Nickola Pottinger creates totems from a blend of family relics—quite literally. She grinds printed matter, including old book reports and shredded documents, with her mother’s handheld cake mixer, then sculpts the pulp into human and animal forms. The artist embeds these figures with pigment, toys, family heirlooms, and bone. She began collecting teeth as a teenager on visits to her mother’s dental lab, and anonymous ivories feature in the artist’s sculpture Genkle Jesus meek and mild II (2026). The work also counts frankincense, mushroom spores, hair, heliconia, and doily cloth among its materials. The pulpy piece stands on two fungus-like feet, with mushroom horns extending from its head and a feathery brown tail extending behind. The creature has a mouth full of real teeth and two large hands, one extended to the viewer. It looks born from a cauldron, an apt metaphor, perhaps, for an artist’s studio.

The catalogue states that Pottinger’s interests include nurturing and devotion, themes that have emerged since she became a mother and began to contend with the recent wreckage of Hurricane Melissa on the coast of Jamaica, her home country. These sculptures of mythic new beings offer hope and tenderness in the face of all we can’t control.

Julia Wachtel

B. 1956, New York, NY

Julia Wachtel presents what’s perhaps the funniest work in “Greater New York”: the five-panel painting McSwift (2024). A photograph of Taylor Swift on her Eras tour appears to stutter across the first two panels. We see the pop star from behind, her shimmering, fringed dress rippling, her booted feet firmly planted, one hand pointing to the sky in a choreographed gesture while the other, ostensibly, holds the mic. The next panel features a waving Ronald McDonald, and the next two return to Swift’s stage, this half with no pop star to animate it. Ronald becomes a commercial break, a literal clown interrupting a mass entertainment. The quiet of the empty stage, and the darkness in front of it, seem like a reprieve, until you remember that there’s a vast audience out there, hungry and worshipful. The work raises some philosophical questions: Is a painting a stage? Is the painter more similar to a clown or a pop star? And is it her job to entertain? Regardless, she does.

Wachtel rose to prominence as a member of the Pictures Generation, a loose consortium of artists whose great subject was the proliferation of images across pop culture and media and advertising in particular. In 2026, when AI can create infinite images and mash-ups via a simple prompt, this work feels as relevant as ever.

Farah Al Qasimi

B. 1991, Abu Dhabi.

Farah Al Qasimi’s photographs span two walls on the second floor of “Greater New York.” One features wallpaper patterned with a photographed red curtain, a theatrical backdrop to the artist’s bright compositions. Another captures a stone countertop with a wooden cutting board, a sliced watermelon on top of it. The fleshy pink face of the halved fruit gapes at the viewer, while a bright yellow jug of corn oil and a pot of flowers hover in the background.

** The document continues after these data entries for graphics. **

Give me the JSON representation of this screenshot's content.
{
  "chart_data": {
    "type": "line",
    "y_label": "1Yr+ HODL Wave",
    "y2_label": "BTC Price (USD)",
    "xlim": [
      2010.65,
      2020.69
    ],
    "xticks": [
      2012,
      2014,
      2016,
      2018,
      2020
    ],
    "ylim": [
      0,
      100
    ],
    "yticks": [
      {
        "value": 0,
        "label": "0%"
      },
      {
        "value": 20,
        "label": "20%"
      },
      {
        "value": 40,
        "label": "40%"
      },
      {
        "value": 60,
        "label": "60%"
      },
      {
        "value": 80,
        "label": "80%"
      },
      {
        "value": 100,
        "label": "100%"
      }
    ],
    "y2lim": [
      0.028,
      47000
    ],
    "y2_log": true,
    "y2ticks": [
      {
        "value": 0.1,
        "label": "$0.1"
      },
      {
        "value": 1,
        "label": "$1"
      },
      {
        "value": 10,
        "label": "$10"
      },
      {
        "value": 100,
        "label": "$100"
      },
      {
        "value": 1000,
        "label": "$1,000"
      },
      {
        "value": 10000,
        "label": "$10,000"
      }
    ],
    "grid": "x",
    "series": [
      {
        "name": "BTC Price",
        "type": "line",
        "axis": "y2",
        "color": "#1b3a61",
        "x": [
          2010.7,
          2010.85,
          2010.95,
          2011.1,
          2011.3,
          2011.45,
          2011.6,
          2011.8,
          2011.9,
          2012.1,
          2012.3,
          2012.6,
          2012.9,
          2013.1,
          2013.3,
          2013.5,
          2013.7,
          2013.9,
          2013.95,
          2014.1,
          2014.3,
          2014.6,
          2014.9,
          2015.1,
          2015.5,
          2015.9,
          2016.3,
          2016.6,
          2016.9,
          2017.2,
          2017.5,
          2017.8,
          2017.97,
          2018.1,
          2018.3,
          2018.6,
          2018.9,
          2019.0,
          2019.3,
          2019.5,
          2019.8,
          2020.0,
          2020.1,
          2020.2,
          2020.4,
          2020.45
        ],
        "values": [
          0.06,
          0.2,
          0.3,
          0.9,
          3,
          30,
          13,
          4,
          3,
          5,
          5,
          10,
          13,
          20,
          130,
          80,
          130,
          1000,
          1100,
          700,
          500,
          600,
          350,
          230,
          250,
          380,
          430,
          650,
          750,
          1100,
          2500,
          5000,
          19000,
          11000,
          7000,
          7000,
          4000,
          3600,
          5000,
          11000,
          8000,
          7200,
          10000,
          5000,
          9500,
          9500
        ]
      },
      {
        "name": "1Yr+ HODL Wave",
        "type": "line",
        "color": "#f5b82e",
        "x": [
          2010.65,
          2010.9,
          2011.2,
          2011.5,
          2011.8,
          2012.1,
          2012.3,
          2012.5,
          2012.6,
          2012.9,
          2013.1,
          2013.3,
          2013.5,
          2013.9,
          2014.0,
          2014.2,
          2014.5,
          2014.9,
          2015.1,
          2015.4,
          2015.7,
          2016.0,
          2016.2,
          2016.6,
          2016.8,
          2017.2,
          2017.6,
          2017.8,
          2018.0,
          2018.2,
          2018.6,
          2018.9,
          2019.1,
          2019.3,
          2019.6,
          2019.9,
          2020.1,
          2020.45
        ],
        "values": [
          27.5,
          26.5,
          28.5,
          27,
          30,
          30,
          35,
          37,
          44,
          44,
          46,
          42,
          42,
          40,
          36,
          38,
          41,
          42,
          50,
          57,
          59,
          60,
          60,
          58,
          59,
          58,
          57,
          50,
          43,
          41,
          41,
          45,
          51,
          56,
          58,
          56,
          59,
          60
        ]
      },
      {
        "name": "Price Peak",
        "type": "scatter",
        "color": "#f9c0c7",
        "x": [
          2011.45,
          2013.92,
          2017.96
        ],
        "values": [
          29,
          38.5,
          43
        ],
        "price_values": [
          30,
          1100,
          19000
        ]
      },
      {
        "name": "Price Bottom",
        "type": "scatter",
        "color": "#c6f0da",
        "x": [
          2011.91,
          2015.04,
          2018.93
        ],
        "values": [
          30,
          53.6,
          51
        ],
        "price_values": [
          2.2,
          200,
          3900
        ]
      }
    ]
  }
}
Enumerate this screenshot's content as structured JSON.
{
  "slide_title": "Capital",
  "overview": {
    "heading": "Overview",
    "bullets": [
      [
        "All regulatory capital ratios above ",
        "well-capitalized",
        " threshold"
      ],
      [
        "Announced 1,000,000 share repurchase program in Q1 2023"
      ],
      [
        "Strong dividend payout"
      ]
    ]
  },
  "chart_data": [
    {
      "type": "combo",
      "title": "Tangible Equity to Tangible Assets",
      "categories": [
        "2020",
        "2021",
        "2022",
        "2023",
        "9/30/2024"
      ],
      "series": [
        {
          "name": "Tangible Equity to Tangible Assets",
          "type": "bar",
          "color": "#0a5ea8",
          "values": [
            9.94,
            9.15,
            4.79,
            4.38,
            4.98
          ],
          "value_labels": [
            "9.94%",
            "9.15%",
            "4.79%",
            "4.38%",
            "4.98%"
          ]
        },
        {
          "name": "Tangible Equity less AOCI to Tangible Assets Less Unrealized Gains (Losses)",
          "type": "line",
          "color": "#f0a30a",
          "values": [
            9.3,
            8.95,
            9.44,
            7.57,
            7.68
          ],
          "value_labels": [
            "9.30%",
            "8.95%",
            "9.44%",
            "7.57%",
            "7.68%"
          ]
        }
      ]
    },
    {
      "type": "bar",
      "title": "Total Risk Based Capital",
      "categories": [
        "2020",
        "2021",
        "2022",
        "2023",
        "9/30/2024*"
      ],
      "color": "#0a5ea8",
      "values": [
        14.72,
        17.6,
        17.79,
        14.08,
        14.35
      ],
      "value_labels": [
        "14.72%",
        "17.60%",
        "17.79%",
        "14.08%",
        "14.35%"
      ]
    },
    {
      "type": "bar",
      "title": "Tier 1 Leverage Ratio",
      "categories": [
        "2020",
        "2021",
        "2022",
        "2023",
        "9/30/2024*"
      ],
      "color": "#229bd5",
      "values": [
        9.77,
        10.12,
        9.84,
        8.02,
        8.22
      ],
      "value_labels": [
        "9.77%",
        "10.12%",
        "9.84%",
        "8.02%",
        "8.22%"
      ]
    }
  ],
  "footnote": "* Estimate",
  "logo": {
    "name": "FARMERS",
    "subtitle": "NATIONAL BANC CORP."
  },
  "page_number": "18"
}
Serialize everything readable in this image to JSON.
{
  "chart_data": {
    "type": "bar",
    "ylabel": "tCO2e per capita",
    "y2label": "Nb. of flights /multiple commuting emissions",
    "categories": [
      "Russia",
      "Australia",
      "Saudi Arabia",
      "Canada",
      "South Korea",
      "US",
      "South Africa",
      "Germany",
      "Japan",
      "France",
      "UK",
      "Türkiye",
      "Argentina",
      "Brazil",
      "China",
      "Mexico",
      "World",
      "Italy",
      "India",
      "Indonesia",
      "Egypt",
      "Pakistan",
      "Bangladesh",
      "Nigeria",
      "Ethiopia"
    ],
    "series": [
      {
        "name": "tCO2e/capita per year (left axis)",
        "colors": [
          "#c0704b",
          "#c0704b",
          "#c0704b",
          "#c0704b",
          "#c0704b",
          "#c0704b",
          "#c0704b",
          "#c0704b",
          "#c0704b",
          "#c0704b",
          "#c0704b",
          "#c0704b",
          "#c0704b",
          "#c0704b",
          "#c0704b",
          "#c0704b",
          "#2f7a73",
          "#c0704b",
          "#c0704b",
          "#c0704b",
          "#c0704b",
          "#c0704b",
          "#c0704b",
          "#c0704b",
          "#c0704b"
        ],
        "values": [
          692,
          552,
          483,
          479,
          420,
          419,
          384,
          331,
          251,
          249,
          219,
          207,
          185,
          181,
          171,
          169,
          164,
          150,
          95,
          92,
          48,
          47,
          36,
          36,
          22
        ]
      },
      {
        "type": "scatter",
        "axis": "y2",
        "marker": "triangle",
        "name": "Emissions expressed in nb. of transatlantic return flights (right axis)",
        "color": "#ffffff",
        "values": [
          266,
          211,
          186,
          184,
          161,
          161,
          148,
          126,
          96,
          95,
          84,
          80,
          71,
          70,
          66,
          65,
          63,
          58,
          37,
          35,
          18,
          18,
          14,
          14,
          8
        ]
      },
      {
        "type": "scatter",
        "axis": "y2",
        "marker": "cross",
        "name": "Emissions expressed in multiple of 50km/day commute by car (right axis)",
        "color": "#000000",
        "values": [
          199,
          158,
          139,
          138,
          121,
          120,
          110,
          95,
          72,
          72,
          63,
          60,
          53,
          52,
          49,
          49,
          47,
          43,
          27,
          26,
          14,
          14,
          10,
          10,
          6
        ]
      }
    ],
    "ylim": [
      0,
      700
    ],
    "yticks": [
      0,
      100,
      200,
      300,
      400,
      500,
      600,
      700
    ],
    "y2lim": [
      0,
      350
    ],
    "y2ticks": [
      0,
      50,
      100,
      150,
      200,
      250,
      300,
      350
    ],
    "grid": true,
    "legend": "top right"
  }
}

The scene suggests an everyday riff on art historical still lifes, with an oven range off to the side. Al Qasimi’s vibrant palette extends to other works, which feature a parrot perched on an outstretched hand and a girl lying on her bed in jeans and a headscarf, next to her cat. Elsewhere, the artist captures the interiors of cars, replete with Gatorade bottles, a devotional car ornament, or a flower on the dash. All these images, in fact, come from Al Qasimi’s larger project of documenting the Arab community from Dearborn, Michigan (where the population is half Arab), and the United Arab Emirates, where she grew up. Together, they create a sense of exuberant multiplicity. If patterns occasionally clash, the scenes are only richer for it.